Along with some others, the essay expresses uncertainty regarding whether the same bilateral and International Atomic Energy Agency facility verification measures outlined in the PMDA would be sustained through any amendments. As implementation of dilution and disposal would not appear to conjure the same level of concern about illicit reprocessing as would MOX, Diakov and Rybachenkov argue that Russia likely will not prioritize carrying over existing stated PMDA international monitoring procedures through any amended agreement. "But still there is an understanding in the Russian expert community that preservation of an international monitoring is an important issue in the context of possible involvement of other nuclear states in the process of nuclear armaments reductions,” the report states.
The State Department official did not say whether Washington hopes to keep existing PMDA verification measures through any updated agreement, and offered no opinion about whether the current measures are in limbo. “The details of a verification agreement, of course, will necessarily await the outcome of [any PMDA amendment] talks,” the official said.
On verification, the Russian official stated: “I do not expect I will be able to [state] our position before something happens on bilateral tracks of the PMDA implementation.”

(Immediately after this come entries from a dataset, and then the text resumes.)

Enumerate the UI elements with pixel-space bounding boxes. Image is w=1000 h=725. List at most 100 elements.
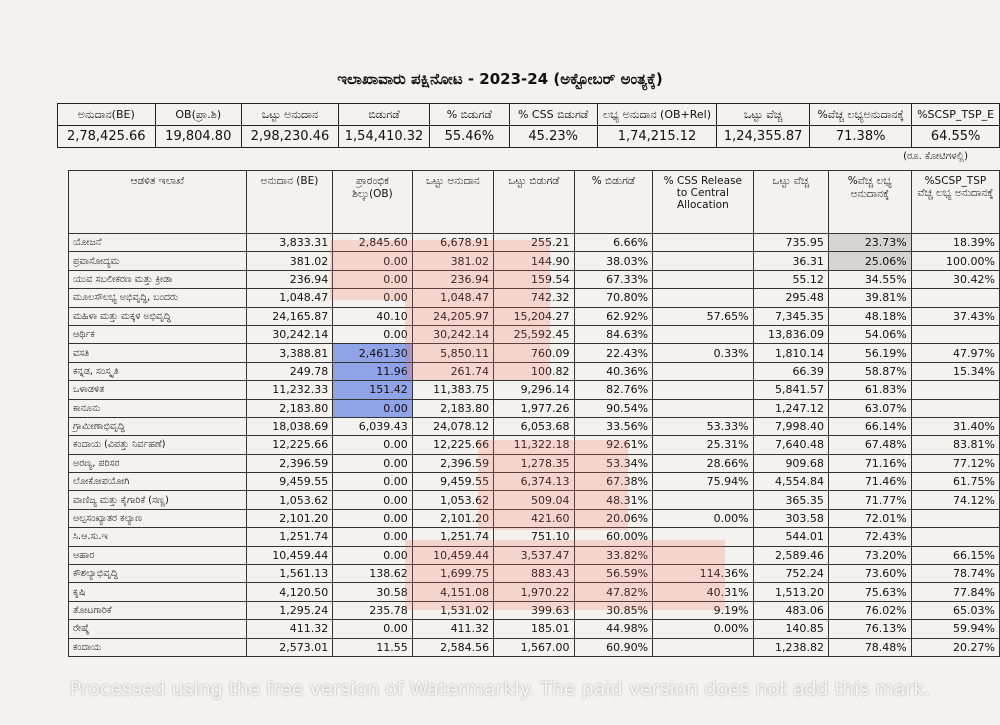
cell: 5,841.57 (752, 380, 829, 400)
summary-header: %ವೆಚ್ಚ ಲಭ್ಯಅನುದಾನಕ್ಕೆ (809, 103, 913, 126)
unit-note: (ರೂ. ಕೋಟಿಗಳಲ್ಲಿ) (903, 151, 968, 162)
table-row: ಅಲ್ಪಸಂಖ್ಯಾತರ ಕಲ್ಯಾಣ 2,101.20 0.00 2,101.20 4… (68, 508, 1000, 529)
cell: 61.75% (910, 472, 1000, 492)
cell: 261.74 (411, 361, 495, 382)
column-header: ಪ್ರಾರಂಭಿಕ ಶಿಲ್ಕು(OB) (332, 170, 413, 234)
cell: 6,039.43 (332, 416, 413, 437)
cell: 9,459.55 (411, 472, 495, 492)
cell: 92.61% (573, 435, 654, 455)
cell: 185.01 (493, 619, 575, 639)
cell: 742.32 (493, 288, 575, 308)
cell: 751.10 (493, 527, 575, 547)
cell: 67.48% (827, 435, 912, 455)
cell: 0.00 (332, 435, 413, 455)
summary-header: %SCSP_TSP_E (911, 103, 1000, 126)
cell (652, 288, 754, 308)
cell: 66.39 (752, 361, 829, 382)
cell: 0.00 (332, 269, 413, 290)
cell: 30,242.14 (245, 324, 334, 345)
cell: 44.98% (573, 619, 654, 639)
cell: 54.06% (827, 324, 912, 345)
cell (910, 398, 1000, 418)
cell: 760.09 (493, 343, 575, 363)
cell: 75.63% (827, 582, 912, 602)
cell (652, 324, 754, 345)
cell: 2,183.80 (245, 398, 334, 418)
summary-value: 1,54,410.32 (337, 125, 431, 148)
cell (652, 232, 754, 253)
table-row: ಅರಣ್ಯ, ಪರಿಸರ 2,396.59 0.00 2,396.59 1,278.35… (68, 453, 1000, 474)
cell: 73.60% (827, 564, 912, 584)
cell: 77.12% (910, 453, 1000, 474)
cell: 5,850.11 (411, 343, 495, 363)
summary-header: ಒಟ್ಟು ಅನುದಾನ (241, 103, 339, 126)
cell: 235.78 (332, 600, 413, 621)
cell: 2,101.20 (411, 508, 495, 529)
cell: 25.31% (652, 435, 754, 455)
cell: 76.02% (827, 600, 912, 621)
cell: 70.80% (573, 288, 654, 308)
table-row: ಮೂಲಸೌಲಭ್ಯ ಅಭಿವೃದ್ಧಿ, ಬಂದರು 1,048.47 0.00 1,… (68, 288, 1000, 308)
cell (652, 545, 754, 566)
cell: 3,537.47 (493, 545, 575, 566)
cell: 735.95 (752, 232, 829, 253)
summary-value-row: 2,78,425.66 19,804.80 2,98,230.46 1,54,410.… (57, 125, 1000, 148)
cell: 2,845.60 (332, 232, 413, 253)
cell: 0.00% (652, 508, 754, 529)
cell: 13,836.09 (752, 324, 829, 345)
cell: 9,296.14 (493, 380, 575, 400)
cell: 381.02 (411, 251, 495, 271)
cell: 100.00% (910, 251, 1000, 271)
cell: 40.31% (652, 582, 754, 602)
cell: 34.55% (827, 269, 912, 290)
cell: 11.96 (332, 361, 413, 382)
column-header: %ವೆಚ್ಚ ಲಭ್ಯ ಅನುದಾನಕ್ಕೆ (827, 170, 912, 234)
cell: 1,278.35 (493, 453, 575, 474)
cell: 40.10 (332, 306, 413, 326)
cell: 752.24 (752, 564, 829, 584)
cell: 71.16% (827, 453, 912, 474)
cell: 138.62 (332, 564, 413, 584)
summary-header-row: ಅನುದಾನ(BE) OB(ಪ್ರಾ.ಶಿ) ಒಟ್ಟು ಅನುದಾನ ಬಿಡುಗಡೆ… (57, 103, 1000, 126)
department-name: ಮೂಲಸೌಲಭ್ಯ ಅಭಿವೃದ್ಧಿ, ಬಂದರು (68, 288, 247, 308)
summary-value: 1,24,355.87 (716, 125, 811, 148)
department-name: ಯುವ ಸಬಲೀಕರಣ ಮತ್ತು ಕ್ರೀಡಾ (68, 269, 247, 290)
cell: 1,970.22 (493, 582, 575, 602)
cell: 55.12 (752, 269, 829, 290)
cell: 2,183.80 (411, 398, 495, 418)
cell: 144.90 (493, 251, 575, 271)
cell: 4,120.50 (245, 582, 334, 602)
cell: 114.36% (652, 564, 754, 584)
cell: 15.34% (910, 361, 1000, 382)
cell: 40.36% (573, 361, 654, 382)
cell: 0.00 (332, 527, 413, 547)
table-row: ಗ್ರಾಮೀಣಾಭಿವೃದ್ಧಿ 18,038.69 6,039.43 24,078.… (68, 416, 1000, 437)
cell: 11,322.18 (493, 435, 575, 455)
cell: 0.00 (332, 288, 413, 308)
cell: 28.66% (652, 453, 754, 474)
cell: 1,977.26 (493, 398, 575, 418)
cell: 0.00 (332, 619, 413, 639)
cell: 255.21 (493, 232, 575, 253)
cell: 56.59% (573, 564, 654, 584)
table-row: ಯುವ ಸಬಲೀಕರಣ ಮತ್ತು ಕ್ರೀಡಾ 236.94 0.00 236.94… (68, 269, 1000, 290)
cell: 1,810.14 (752, 343, 829, 363)
summary-header: OB(ಪ್ರಾ.ಶಿ) (154, 103, 243, 126)
cell (652, 527, 754, 547)
cell: 67.33% (573, 269, 654, 290)
cell: 1,513.20 (752, 582, 829, 602)
table-row: ಕಂದಾಯ 2,573.01 11.55 2,584.56 1,567.00 60.90%… (68, 637, 1000, 657)
cell: 67.38% (573, 472, 654, 492)
watermark: Processed using the free version of Wate… (69, 678, 931, 700)
cell: 39.81% (827, 288, 912, 308)
cell: 303.58 (752, 508, 829, 529)
cell: 47.97% (910, 343, 1000, 363)
cell: 4,554.84 (752, 472, 829, 492)
cell: 48.31% (573, 490, 654, 510)
table-row: ತೋಟಗಾರಿಕೆ 1,295.24 235.78 1,531.02 399.63 30.… (68, 600, 1000, 621)
cell (652, 637, 754, 657)
cell: 62.92% (573, 306, 654, 326)
cell: 2,589.46 (752, 545, 829, 566)
summary-table: ಅನುದಾನ(BE) OB(ಪ್ರಾ.ಶಿ) ಒಟ್ಟು ಅನುದಾನ ಬಿಡುಗಡೆ… (57, 103, 1000, 148)
summary-header: ಒಟ್ಟು ವೆಚ್ಚ (716, 103, 811, 126)
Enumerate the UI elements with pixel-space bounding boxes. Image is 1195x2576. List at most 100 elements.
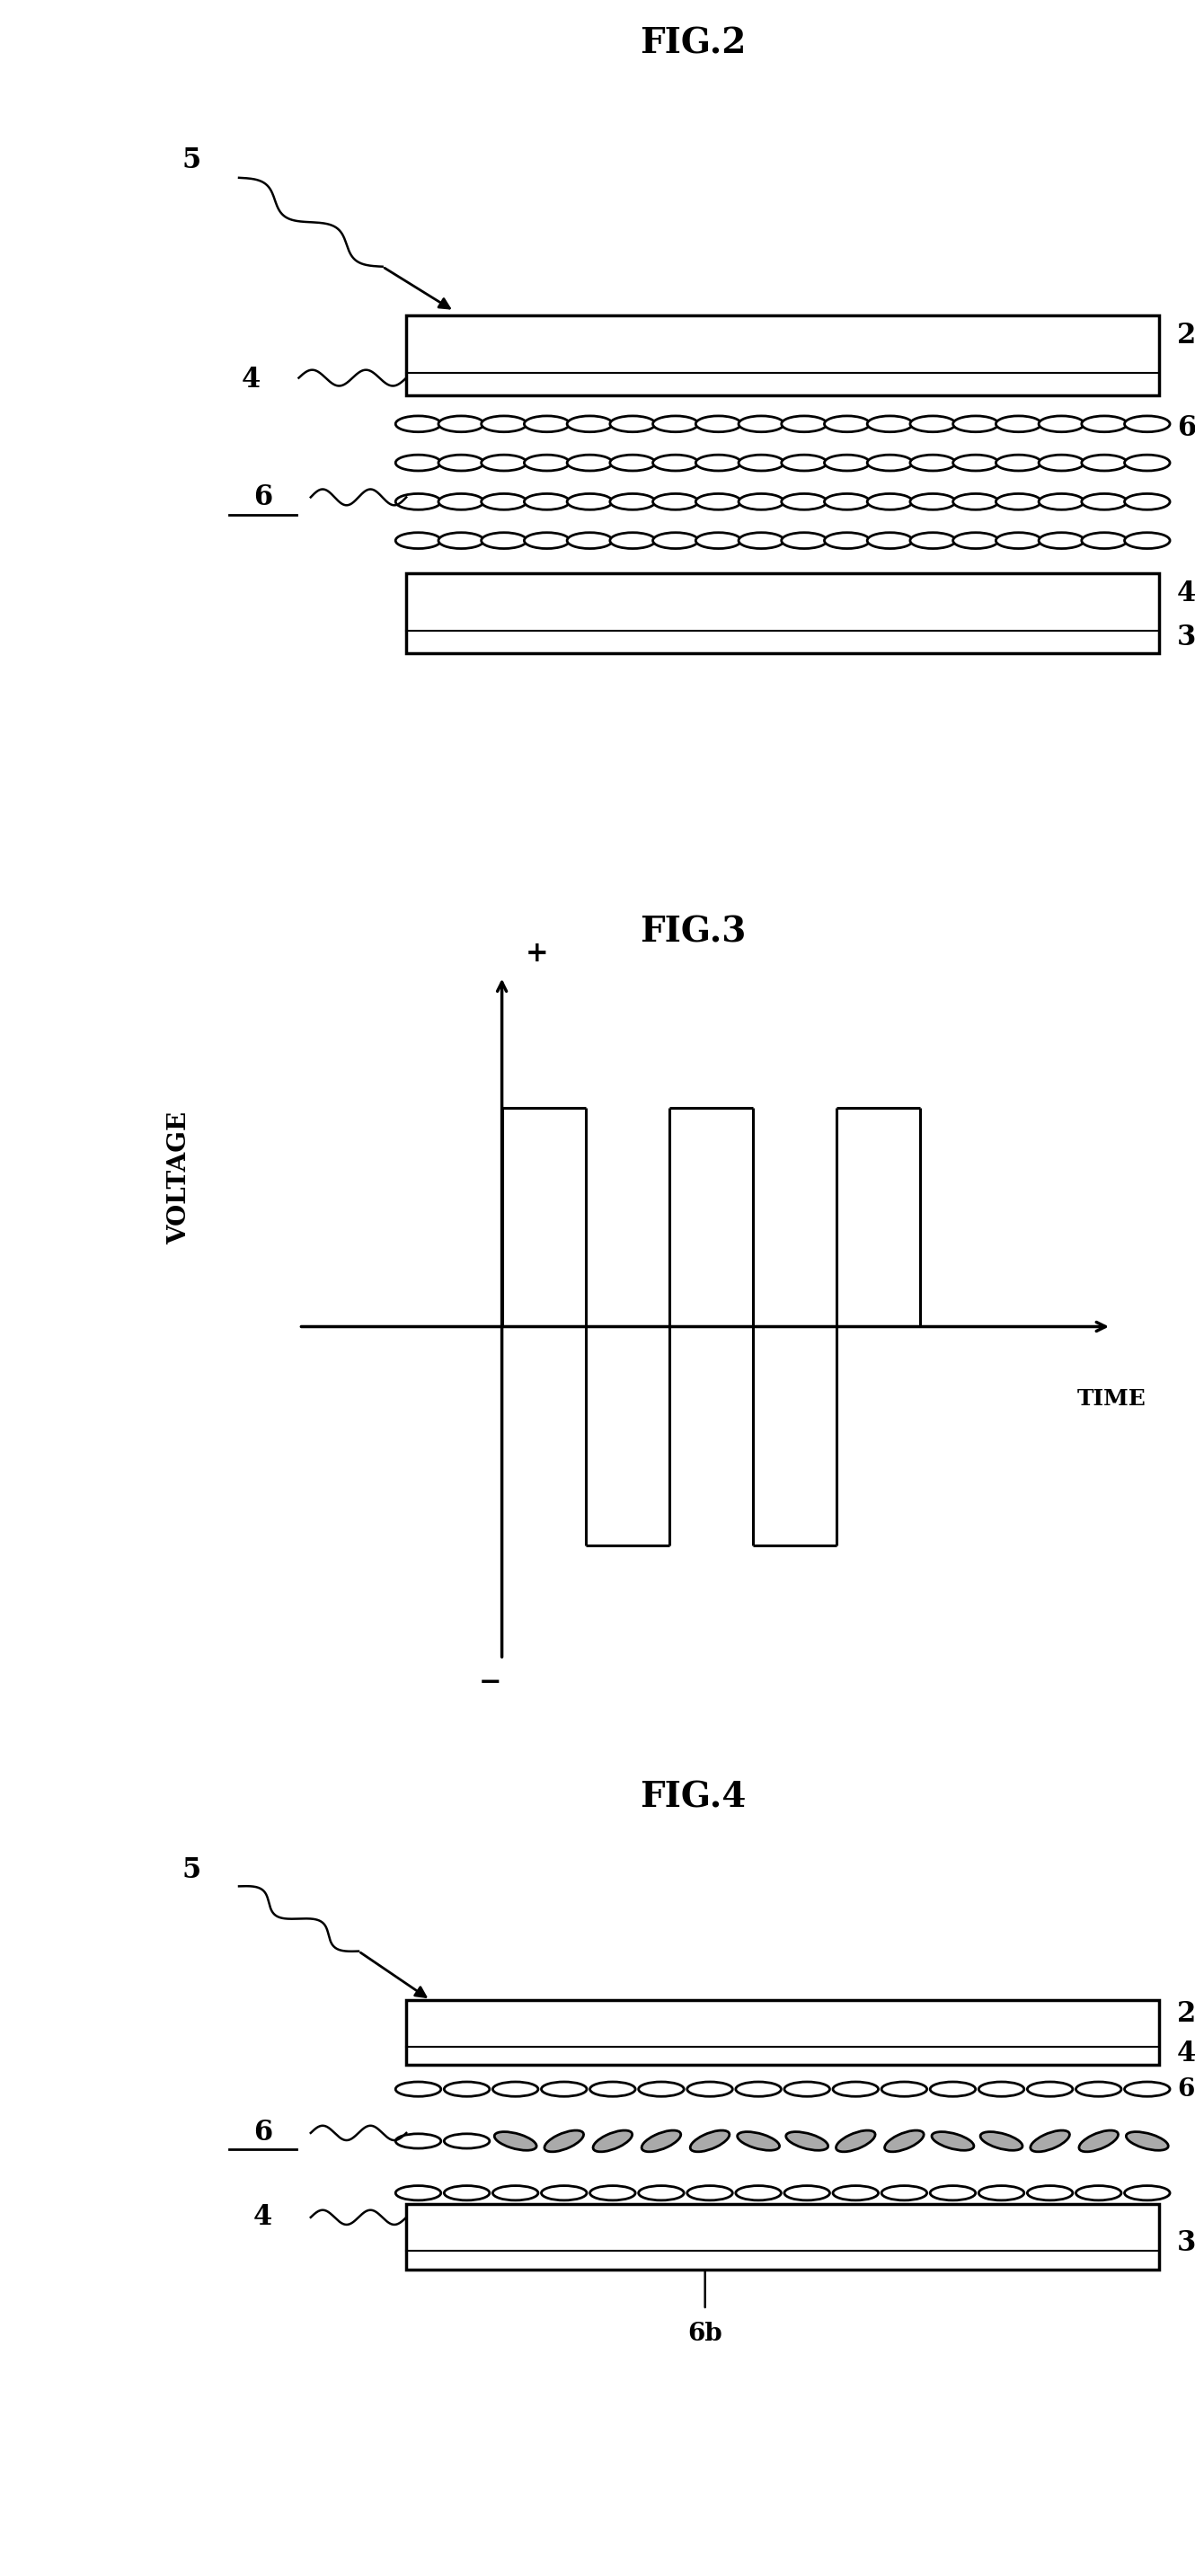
Ellipse shape bbox=[784, 2184, 829, 2200]
Ellipse shape bbox=[396, 495, 441, 510]
Ellipse shape bbox=[439, 456, 484, 471]
Ellipse shape bbox=[911, 415, 956, 433]
Ellipse shape bbox=[739, 533, 784, 549]
Ellipse shape bbox=[525, 495, 570, 510]
Ellipse shape bbox=[652, 495, 698, 510]
Ellipse shape bbox=[868, 495, 913, 510]
Ellipse shape bbox=[1030, 2130, 1070, 2151]
Ellipse shape bbox=[482, 415, 527, 433]
Ellipse shape bbox=[930, 2081, 975, 2097]
Text: 6: 6 bbox=[253, 2120, 272, 2146]
Ellipse shape bbox=[609, 456, 655, 471]
Ellipse shape bbox=[492, 2081, 538, 2097]
Ellipse shape bbox=[445, 2133, 490, 2148]
Ellipse shape bbox=[638, 2081, 684, 2097]
Ellipse shape bbox=[695, 456, 741, 471]
Text: −: − bbox=[478, 1669, 502, 1695]
Ellipse shape bbox=[1076, 2081, 1121, 2097]
Ellipse shape bbox=[541, 2081, 587, 2097]
Ellipse shape bbox=[652, 415, 698, 433]
Text: 6b: 6b bbox=[687, 2321, 723, 2347]
Ellipse shape bbox=[825, 495, 870, 510]
FancyBboxPatch shape bbox=[406, 574, 1159, 654]
Ellipse shape bbox=[1028, 2081, 1073, 2097]
Ellipse shape bbox=[1124, 415, 1170, 433]
Ellipse shape bbox=[642, 2130, 681, 2151]
Ellipse shape bbox=[739, 415, 784, 433]
Ellipse shape bbox=[1124, 2184, 1170, 2200]
Text: 4: 4 bbox=[1177, 580, 1195, 608]
Ellipse shape bbox=[525, 533, 570, 549]
Ellipse shape bbox=[590, 2184, 636, 2200]
Ellipse shape bbox=[952, 415, 998, 433]
Ellipse shape bbox=[979, 2081, 1024, 2097]
Text: 3: 3 bbox=[1177, 623, 1195, 652]
Text: 5: 5 bbox=[182, 1857, 201, 1883]
Ellipse shape bbox=[541, 2184, 587, 2200]
Ellipse shape bbox=[482, 495, 527, 510]
Ellipse shape bbox=[1124, 533, 1170, 549]
Ellipse shape bbox=[739, 495, 784, 510]
Text: +: + bbox=[526, 940, 549, 969]
Ellipse shape bbox=[868, 533, 913, 549]
Text: 6a: 6a bbox=[1177, 2076, 1195, 2102]
Ellipse shape bbox=[568, 415, 613, 433]
Ellipse shape bbox=[525, 456, 570, 471]
Ellipse shape bbox=[396, 2133, 441, 2148]
Ellipse shape bbox=[952, 533, 998, 549]
Text: FIG.2: FIG.2 bbox=[639, 26, 747, 62]
Ellipse shape bbox=[590, 2081, 636, 2097]
Ellipse shape bbox=[545, 2130, 583, 2151]
Ellipse shape bbox=[638, 2184, 684, 2200]
Text: 4: 4 bbox=[1177, 2040, 1195, 2066]
FancyBboxPatch shape bbox=[406, 1999, 1159, 2066]
Ellipse shape bbox=[833, 2081, 878, 2097]
FancyBboxPatch shape bbox=[406, 314, 1159, 397]
Ellipse shape bbox=[825, 533, 870, 549]
Ellipse shape bbox=[396, 415, 441, 433]
Ellipse shape bbox=[652, 533, 698, 549]
Ellipse shape bbox=[396, 533, 441, 549]
Ellipse shape bbox=[691, 2130, 729, 2151]
Text: FIG.4: FIG.4 bbox=[639, 1780, 747, 1816]
Ellipse shape bbox=[695, 415, 741, 433]
Text: 4: 4 bbox=[241, 366, 261, 394]
Ellipse shape bbox=[482, 533, 527, 549]
Ellipse shape bbox=[782, 495, 827, 510]
Ellipse shape bbox=[911, 533, 956, 549]
Ellipse shape bbox=[979, 2184, 1024, 2200]
Ellipse shape bbox=[911, 456, 956, 471]
Ellipse shape bbox=[568, 456, 613, 471]
Ellipse shape bbox=[439, 533, 484, 549]
Text: 5: 5 bbox=[182, 147, 201, 175]
Ellipse shape bbox=[825, 415, 870, 433]
Text: VOLTAGE: VOLTAGE bbox=[167, 1110, 191, 1244]
Ellipse shape bbox=[882, 2184, 927, 2200]
FancyBboxPatch shape bbox=[406, 2205, 1159, 2269]
Ellipse shape bbox=[995, 495, 1041, 510]
Ellipse shape bbox=[782, 456, 827, 471]
Ellipse shape bbox=[492, 2184, 538, 2200]
Ellipse shape bbox=[652, 456, 698, 471]
Text: 6: 6 bbox=[1177, 415, 1195, 443]
Ellipse shape bbox=[609, 533, 655, 549]
Ellipse shape bbox=[396, 456, 441, 471]
Ellipse shape bbox=[1038, 415, 1084, 433]
Ellipse shape bbox=[1126, 2133, 1169, 2151]
Ellipse shape bbox=[396, 2081, 441, 2097]
Ellipse shape bbox=[736, 2081, 782, 2097]
Ellipse shape bbox=[737, 2133, 779, 2151]
Ellipse shape bbox=[1081, 415, 1127, 433]
Ellipse shape bbox=[836, 2130, 875, 2151]
Ellipse shape bbox=[825, 456, 870, 471]
Ellipse shape bbox=[995, 415, 1041, 433]
Ellipse shape bbox=[593, 2130, 632, 2151]
Ellipse shape bbox=[396, 2184, 441, 2200]
Ellipse shape bbox=[980, 2133, 1023, 2151]
Ellipse shape bbox=[568, 533, 613, 549]
Ellipse shape bbox=[1081, 533, 1127, 549]
Text: 4: 4 bbox=[253, 2202, 272, 2231]
Ellipse shape bbox=[482, 456, 527, 471]
Ellipse shape bbox=[1028, 2184, 1073, 2200]
Ellipse shape bbox=[439, 495, 484, 510]
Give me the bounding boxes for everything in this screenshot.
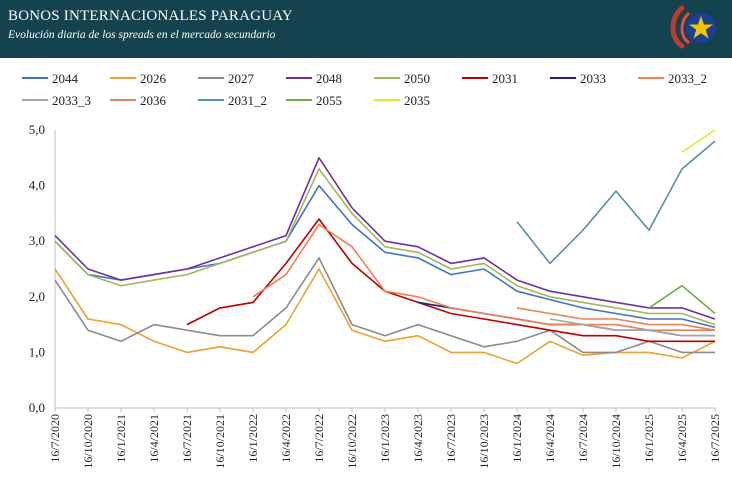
series-line-2044 [54, 184, 716, 329]
x-tick-label: 16/1/2024 [510, 414, 524, 463]
legend-item-2027: 2027 [198, 71, 255, 86]
legend-item-2055: 2055 [286, 93, 342, 108]
y-tick-label: 1,0 [29, 344, 45, 359]
series-line-2033_2 [252, 223, 715, 332]
legend-item-2026: 2026 [110, 71, 167, 86]
x-tick-label: 16/1/2022 [246, 414, 260, 463]
series-line-2048 [54, 157, 716, 320]
legend-label: 2033_3 [52, 93, 91, 108]
x-tick-label: 16/7/2025 [708, 414, 722, 463]
x-tick-label: 16/1/2025 [642, 414, 656, 463]
y-axis: 0,0 1,0 2,0 3,0 4,0 5,0 [29, 122, 56, 415]
y-tick-label: 4,0 [29, 178, 45, 193]
legend-label: 2044 [52, 71, 79, 86]
plot-area [54, 129, 716, 365]
legend-item-2031: 2031 [462, 71, 518, 86]
x-tick-label: 16/7/2021 [180, 414, 194, 463]
series-line-2050 [54, 168, 716, 326]
chart-legend: 2044 2026 2027 2048 2050 2031 2033 2033_2 2033_3… [22, 71, 707, 108]
x-tick-label: 16/4/2022 [279, 414, 293, 463]
series-line-2031_2 [516, 140, 716, 265]
legend-item-2036: 2036 [110, 93, 167, 108]
legend-label: 2027 [228, 71, 255, 86]
chart-title: BONOS INTERNACIONALES PARAGUAY [8, 8, 293, 24]
series-line-2033_3 [549, 318, 715, 337]
x-tick-label: 16/10/2024 [609, 414, 623, 469]
x-tick-label: 16/10/2020 [81, 414, 95, 469]
x-tick-label: 16/10/2022 [345, 414, 359, 469]
spread-line-chart: 2044 2026 2027 2048 2050 2031 2033 2033_2 2033_3… [22, 71, 722, 469]
legend-label: 2055 [316, 93, 342, 108]
y-tick-label: 5,0 [29, 122, 45, 137]
legend-label: 2031 [492, 71, 518, 86]
y-tick-label: 2,0 [29, 289, 45, 304]
legend-label: 2050 [404, 71, 430, 86]
legend-item-2048: 2048 [286, 71, 342, 86]
series-line-2027 [54, 257, 715, 354]
legend-item-2033_2: 2033_2 [638, 71, 707, 86]
series-line-2036 [516, 307, 716, 331]
x-tick-label: 16/7/2022 [312, 414, 326, 463]
y-tick-label: 0,0 [29, 400, 45, 415]
x-axis: 16/7/2020 16/10/2020 16/1/2021 16/4/2021 16/… [48, 407, 722, 469]
legend-label: 2035 [404, 93, 430, 108]
paraguay-seal-icon [670, 5, 716, 49]
series-line-2035 [681, 129, 716, 153]
legend-item-2035: 2035 [374, 93, 430, 108]
x-tick-label: 16/1/2021 [114, 414, 128, 463]
x-tick-label: 16/7/2024 [576, 414, 590, 463]
series-line-2026 [54, 268, 716, 365]
x-tick-label: 16/10/2021 [213, 414, 227, 469]
x-tick-label: 16/4/2023 [411, 414, 425, 463]
x-tick-label: 16/10/2023 [477, 414, 491, 469]
series-line-2055 [648, 284, 716, 315]
x-tick-label: 16/4/2021 [147, 414, 161, 463]
x-tick-label: 16/1/2023 [378, 414, 392, 463]
legend-label: 2033_2 [668, 71, 707, 86]
legend-label: 2031_2 [228, 93, 267, 108]
header-banner: BONOS INTERNACIONALES PARAGUAY Evolución… [0, 0, 732, 58]
chart-subtitle: Evolución diaria de los spreads en el me… [8, 29, 276, 41]
x-tick-label: 16/7/2020 [48, 414, 62, 463]
x-tick-label: 16/4/2024 [543, 414, 557, 463]
legend-item-2033: 2033 [550, 71, 606, 86]
x-tick-label: 16/4/2025 [675, 414, 689, 463]
legend-label: 2048 [316, 71, 342, 86]
y-tick-label: 3,0 [29, 233, 45, 248]
legend-item-2050: 2050 [374, 71, 430, 86]
legend-label: 2026 [140, 71, 167, 86]
legend-label: 2033 [580, 71, 606, 86]
series-line-2031 [186, 218, 715, 343]
legend-item-2031_2: 2031_2 [198, 93, 267, 108]
legend-item-2033_3: 2033_3 [22, 93, 91, 108]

There is a limit to the PMDA’s potential strength of safeguards, though, because the agreement allows Russia to use fast-neutron reactors, which could offer a bigger window into nuclear weapons activities than other nonproliferation methods, according to Henry Sokolski, executive director of the Nonproliferation Policy Education Center. “They’ve already conceded that they can use a breeder. They’ve already conceded that they can have a blanket,” he said in an interview on Wednesday. “It’s a nuclear-weapons state. They’re going to be making more stuff probably, and you wouldn’t know. And what is it in these safeguards that defies the laws of physics and informs how we’re going to find out?”